A VOIR :
un sarcophage de l'époque gallo-romaine, en pierre,
découvert au milieu d'un verger. L'église Saint
Révérien construite au
XIIème siècle. Elle est église prieurale et
devient église paroissiale au XVIIIème siècle.
De taille importante, elle est destinée à accueillir
les pélerins en route pour Saint Jacques de Compostelle.
Certaines colonnes du choeur, monolithes, pourraient être
celles du temple païen de Compierre. Les chapiteaux sont
l'oeuvre des sculpteurs de Cluny. Le clocher construit après
l'effondrement du précédent en 1838 abrite une cloche
dérobée à l'église d'Assart.
Une fresque représentant l'Assomption de la Vierge orne la
voûte de la chapelle centrale. En 1906, le peintre Emile PALEY,
offre une peinture
murale qui orne l'entrée de
l'église. L'ancien logis du
prieur qui obtient le droit
après la guerre de 100 ans, d'être fortifié. Il
devient bien national à la révolution et est
habité par le maire. Le
colombier, (les pigeons étaient
considérés comme un cheptel seigneurial) ayant
été vendu par un prieur commendataire, s'est
trouvé épargné lors de la révolution
puisque n'étant plus un bien écclésiastique.
Une maison
rurale
avec son escalier extérieur desservant les chambres en
soupente. Une porte ancienne avec son cloutage destiné
à protéger le foyer en repoussant les mauvais esprits.
La tombe de la déesse
raison XIXème siècle
puisque durant la révolution, Saint Révérien qui
a changé de nom pour celui de BRUTUS LE BOURG, voit son
église transformée en Temple de la Raison.
Un ancien bâtiment conventuel dont les tracés figurent sur les
cadastres du XIXème siècle a été
démoli et sur ses caves ont été reconstruites la
mairie et les écoles, en pierre de Saint
Révérien, d'architecture classique.
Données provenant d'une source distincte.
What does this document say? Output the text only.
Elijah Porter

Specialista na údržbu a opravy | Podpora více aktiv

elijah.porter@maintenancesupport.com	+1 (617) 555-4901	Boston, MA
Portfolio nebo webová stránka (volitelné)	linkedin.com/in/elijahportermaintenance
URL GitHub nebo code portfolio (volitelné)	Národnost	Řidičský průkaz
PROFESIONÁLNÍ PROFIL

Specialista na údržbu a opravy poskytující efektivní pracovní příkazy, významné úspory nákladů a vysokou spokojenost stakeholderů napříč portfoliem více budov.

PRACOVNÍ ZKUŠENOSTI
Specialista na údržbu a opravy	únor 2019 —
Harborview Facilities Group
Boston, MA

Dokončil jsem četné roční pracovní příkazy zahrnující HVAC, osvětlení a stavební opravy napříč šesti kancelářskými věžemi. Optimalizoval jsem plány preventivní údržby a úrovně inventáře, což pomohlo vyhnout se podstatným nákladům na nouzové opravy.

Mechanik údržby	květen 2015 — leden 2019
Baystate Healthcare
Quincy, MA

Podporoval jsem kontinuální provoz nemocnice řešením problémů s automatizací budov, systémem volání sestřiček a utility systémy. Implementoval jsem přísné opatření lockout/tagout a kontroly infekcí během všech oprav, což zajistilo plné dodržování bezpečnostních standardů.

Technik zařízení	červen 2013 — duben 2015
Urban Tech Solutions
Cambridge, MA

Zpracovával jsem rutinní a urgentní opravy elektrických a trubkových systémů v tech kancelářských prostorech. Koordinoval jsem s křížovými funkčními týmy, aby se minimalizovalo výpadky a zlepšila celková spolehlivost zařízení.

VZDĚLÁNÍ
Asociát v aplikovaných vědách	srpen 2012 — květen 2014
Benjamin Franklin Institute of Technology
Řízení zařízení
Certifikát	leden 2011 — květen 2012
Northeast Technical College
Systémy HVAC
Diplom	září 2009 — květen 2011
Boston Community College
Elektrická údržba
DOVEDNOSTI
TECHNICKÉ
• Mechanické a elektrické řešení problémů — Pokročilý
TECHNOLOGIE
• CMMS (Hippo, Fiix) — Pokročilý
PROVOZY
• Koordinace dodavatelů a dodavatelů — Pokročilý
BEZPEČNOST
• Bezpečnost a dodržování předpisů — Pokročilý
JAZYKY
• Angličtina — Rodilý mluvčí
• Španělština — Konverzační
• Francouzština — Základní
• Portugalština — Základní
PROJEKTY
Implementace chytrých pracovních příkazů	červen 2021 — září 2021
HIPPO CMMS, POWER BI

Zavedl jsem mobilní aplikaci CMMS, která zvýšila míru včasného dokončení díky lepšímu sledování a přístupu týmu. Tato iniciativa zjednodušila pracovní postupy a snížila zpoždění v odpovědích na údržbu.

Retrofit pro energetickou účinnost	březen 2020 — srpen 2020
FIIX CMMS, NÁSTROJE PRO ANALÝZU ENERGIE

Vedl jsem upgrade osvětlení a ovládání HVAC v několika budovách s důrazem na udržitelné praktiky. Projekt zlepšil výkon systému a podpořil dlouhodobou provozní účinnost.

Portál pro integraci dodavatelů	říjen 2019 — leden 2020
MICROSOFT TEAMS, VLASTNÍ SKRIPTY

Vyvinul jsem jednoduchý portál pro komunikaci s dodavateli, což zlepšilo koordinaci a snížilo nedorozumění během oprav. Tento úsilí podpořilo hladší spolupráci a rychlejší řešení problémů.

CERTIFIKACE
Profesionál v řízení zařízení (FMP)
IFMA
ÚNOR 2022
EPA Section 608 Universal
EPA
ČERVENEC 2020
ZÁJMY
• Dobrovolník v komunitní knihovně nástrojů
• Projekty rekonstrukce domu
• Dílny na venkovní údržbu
Une demeure de plaisance
en pierre blanche de Dompierre, aves linteaux sculptés,
balcons ouvragés, fut offerte à une dame par son amant.
A la mort de ce dernier, ses enfants ont voulu
récupérer le bien mais la maison avait
été construite sur un terrain appartenant au mari
trompé. Au procès, les enfants sont
déboutés et le mari récupère la demeure.
La fontaine sacrée
(photo). C'est l'évêque
Reverianus qui aurait fait jailler cette fontaine dès le
IIIème siècle. Un quai
d'embarquement des carrières de
grès. Ce grès a été utilisé pour
paver certaines rues de Paris. Les carrières étaient
équipées dès le début du XXème
siècle de wagonnets et les voies étaient
raccordées au tout nouveau chemin de fer.